3つ子の魂

「3つ子の魂100まで」という言葉があります。これは3歳までは魂のままという意味になります。では魂とは何かということですが、それを深めてみます。

そもそも人間には本能というものがあります。それはこれがやりたいと思う心です。人は納得するまでやりたいことをやることを発達と呼びます。発達はそのものがもっとも望むものを納得するまでやり遂げるとき満足する状態をいうように思うのです。
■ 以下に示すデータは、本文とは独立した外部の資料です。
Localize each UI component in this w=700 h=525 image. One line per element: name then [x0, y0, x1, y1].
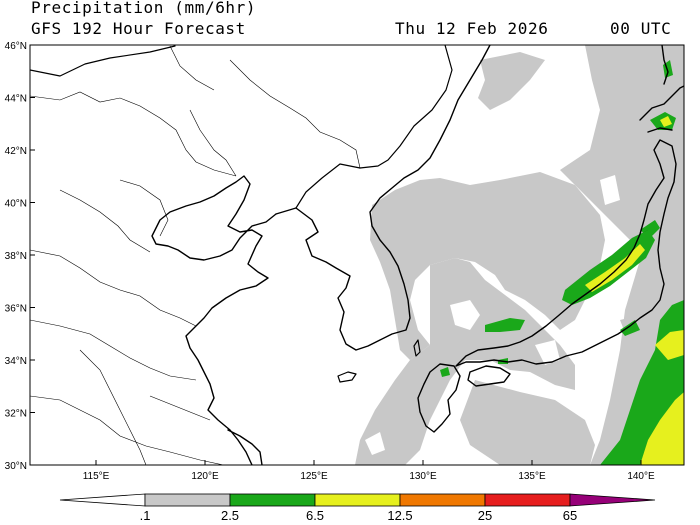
province-borders: [30, 45, 361, 465]
korea-coastline: [295, 45, 491, 351]
nk-china-border: [275, 163, 361, 215]
lat-tick-label: 44°N: [5, 94, 27, 105]
colorbar-bin: [229, 493, 316, 507]
colorbar-label: 2.5: [220, 508, 240, 523]
colorbar-bin: [399, 493, 486, 507]
map-title: Precipitation (mm/6hr): [31, 0, 257, 17]
valid-time: 00 UTC: [610, 19, 672, 38]
colorbar-left-arrow: [59, 493, 146, 507]
lon-tick-label: 130°E: [409, 471, 437, 482]
lon-ticks: 115°E 120°E 125°E 130°E 135°E 140°E: [83, 460, 655, 482]
jeju-island: [337, 371, 357, 383]
shikoku-coastline: [467, 365, 511, 387]
sakhalin-coastline: [661, 45, 669, 85]
colorbar-bin: [314, 493, 401, 507]
lon-tick-label: 125°E: [300, 471, 328, 482]
precip-heavy-shading: [585, 116, 684, 465]
lat-tick-label: 46°N: [5, 41, 27, 52]
lat-tick-label: 32°N: [5, 409, 27, 420]
lat-tick-label: 38°N: [5, 251, 27, 262]
lon-tick-label: 120°E: [191, 471, 219, 482]
precip-heavy-outline: [564, 229, 649, 291]
lon-tick-label: 135°E: [518, 471, 546, 482]
lon-tick-label: 140°E: [627, 471, 655, 482]
colorbar-label: 6.5: [305, 508, 325, 523]
lon-tick-label: 115°E: [83, 471, 110, 482]
lat-tick-label: 30°N: [5, 461, 27, 472]
colorbar-bin: [484, 493, 571, 507]
lat-tick-label: 40°N: [5, 199, 27, 210]
colorbar-label: 65: [562, 508, 578, 523]
lat-ticks: 30°N 32°N 34°N 36°N 38°N 40°N 42°N 44°N …: [5, 41, 35, 472]
honshu-coastline: [455, 139, 677, 367]
russia-china-border: [359, 45, 453, 169]
tsushima-island: [413, 339, 421, 357]
lat-tick-label: 36°N: [5, 304, 27, 315]
kyushu-coastline: [417, 363, 461, 433]
colorbar-label: .1: [139, 508, 151, 523]
valid-date: Thu 12 Feb 2026: [395, 19, 549, 38]
lat-tick-label: 34°N: [5, 356, 27, 367]
dry-gaps: [365, 175, 620, 455]
colorbar-label: 25: [477, 508, 493, 523]
forecast-subtitle: GFS 192 Hour Forecast: [31, 19, 246, 38]
precip-light-shading: [355, 45, 684, 465]
lat-tick-label: 42°N: [5, 146, 27, 157]
colorbar: [59, 493, 656, 507]
colorbar-bin: [144, 493, 231, 507]
jiangsu-coastline: [227, 429, 263, 465]
china-mongolia-border: [30, 45, 176, 77]
china-coastline: [151, 175, 277, 465]
colorbar-label: 12.5: [387, 508, 413, 523]
colorbar-right-arrow: [569, 493, 656, 507]
hokkaido-coastline: [639, 85, 684, 133]
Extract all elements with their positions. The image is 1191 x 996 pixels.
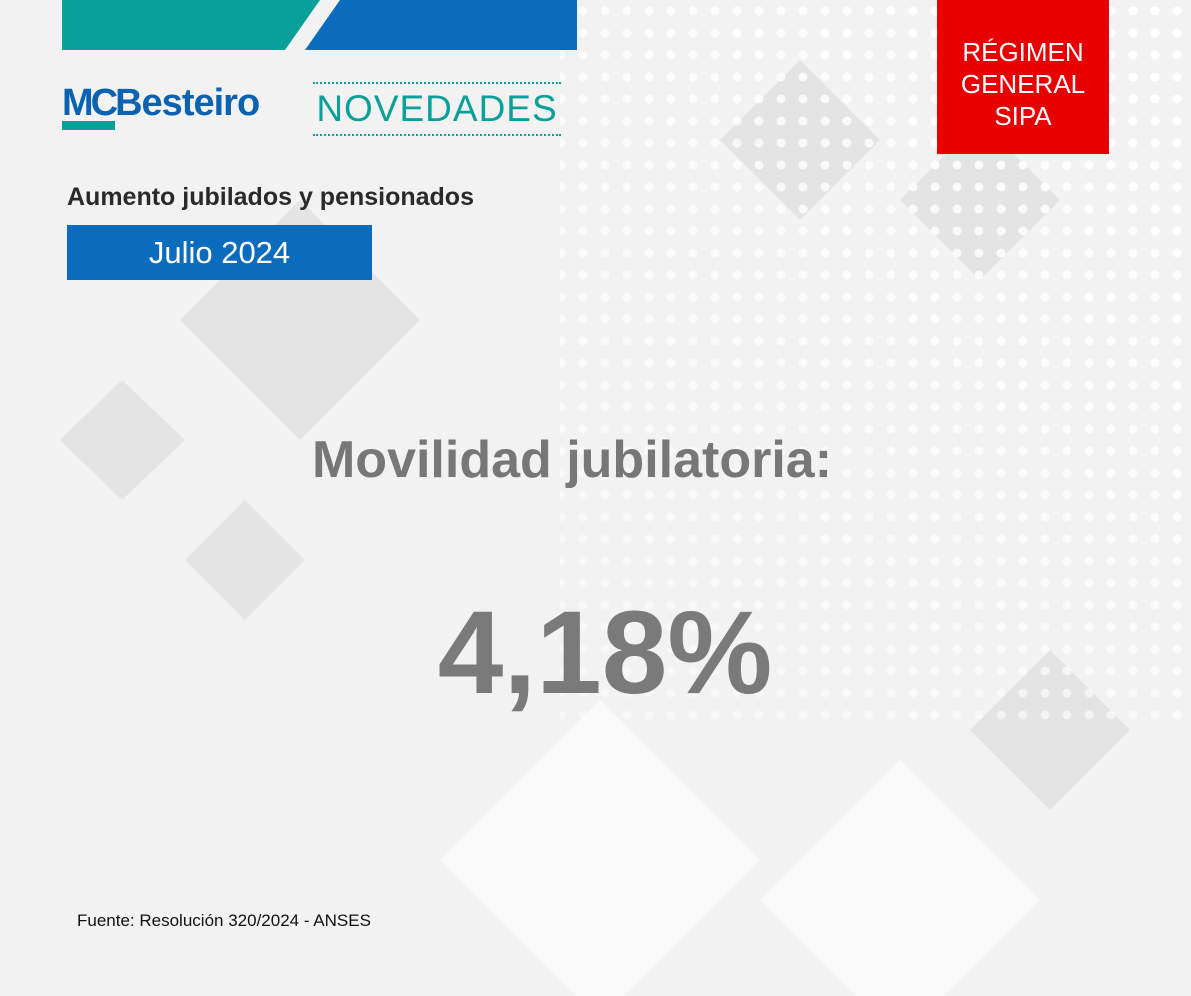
teal-bar bbox=[62, 0, 320, 50]
logo-name: Besteiro bbox=[115, 82, 260, 124]
blue-bar bbox=[305, 0, 577, 50]
logo-mc: MC bbox=[62, 84, 118, 130]
badge-line: SIPA bbox=[994, 101, 1052, 131]
badge: RÉGIMEN GENERAL SIPA bbox=[937, 0, 1109, 154]
headline: Movilidad jubilatoria: bbox=[311, 431, 833, 489]
source: Fuente: Resolución 320/2024 - ANSES bbox=[77, 911, 371, 930]
section-title: NOVEDADES bbox=[313, 82, 561, 136]
logo: MCBesteiro bbox=[62, 82, 260, 130]
figure: 4,18% bbox=[437, 587, 773, 719]
period: Julio 2024 bbox=[67, 225, 372, 280]
badge-line: RÉGIMEN bbox=[962, 37, 1084, 67]
subtitle: Aumento jubilados y pensionados bbox=[67, 183, 474, 211]
badge-line: GENERAL bbox=[960, 69, 1086, 99]
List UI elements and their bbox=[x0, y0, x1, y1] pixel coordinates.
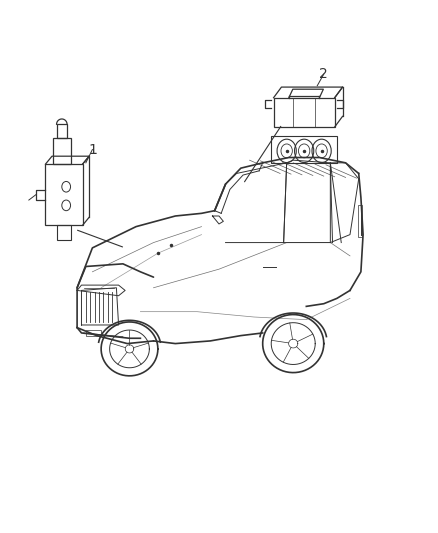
Bar bbox=[358, 205, 362, 237]
Bar bbox=[53, 138, 71, 164]
Bar bbox=[57, 124, 67, 138]
Text: 1: 1 bbox=[88, 142, 97, 157]
Bar bbox=[86, 330, 101, 336]
Bar bbox=[57, 225, 71, 240]
Bar bbox=[274, 98, 335, 127]
Bar bbox=[46, 164, 82, 225]
Bar bbox=[272, 136, 337, 163]
Text: 2: 2 bbox=[319, 67, 328, 81]
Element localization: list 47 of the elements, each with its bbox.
産まれて間もない本能のままの子どもが将来何をしたいのかを産まれてすぐから発達のために練習をはじめるのですから、それはもともと持っている魂の力であるといえるのです。これは自然本能の持つ作用ですが、魂の持つ作用です。

3つ子までが魂なのは、その年くらいまでは誰もその子どもの本能を抑止することができないからです。

どうしてもやりたいことがあるというのは、何がそうさせるのかということです。それは理屈や理論では証明できない已むに已まれぬものの存在です。

今の世間はそれを抑止することで魂を曇らせ世間の価値観に染まった錆びた大人にしていきますが、本来はその3つ子の魂を持ったままに純粋に育った人たちが大きくなり子どもたちにもそれを成し遂げてあげたいと信じることが他の人たちの仕合せを願う自分の生き方になるように思います。

自然界に於いても、ありとあらゆる生命がつながりの中で必要とし合い産まれてきます。そして誰が止めようともどんな境遇にあっても最期まで必死に自分の生を全うするのを已めることはありません。その運命がたとえ私たち人間からみたら悲惨に見えてもその魂は満足しているように思います。

良し悪しを大多数の人間の尺度と価値観で決めるのではなく、そのもののいのちがそのものらしく納得しているかどうかという尺度が「3つ子の魂」の求めるところです。そういうものをもしも100歳まで持てればその生はどれだけ満足したものかと思うのです。

人生は二度ありませんから、その人生が一度であるならばそのものがやりたいことを納得するまでやらせてあげたいのが天の真心と一体になることかもしれません。まだまだ実践が追い付いていませんが、真摯に正対し今、此処を研鑽していきたいと思います。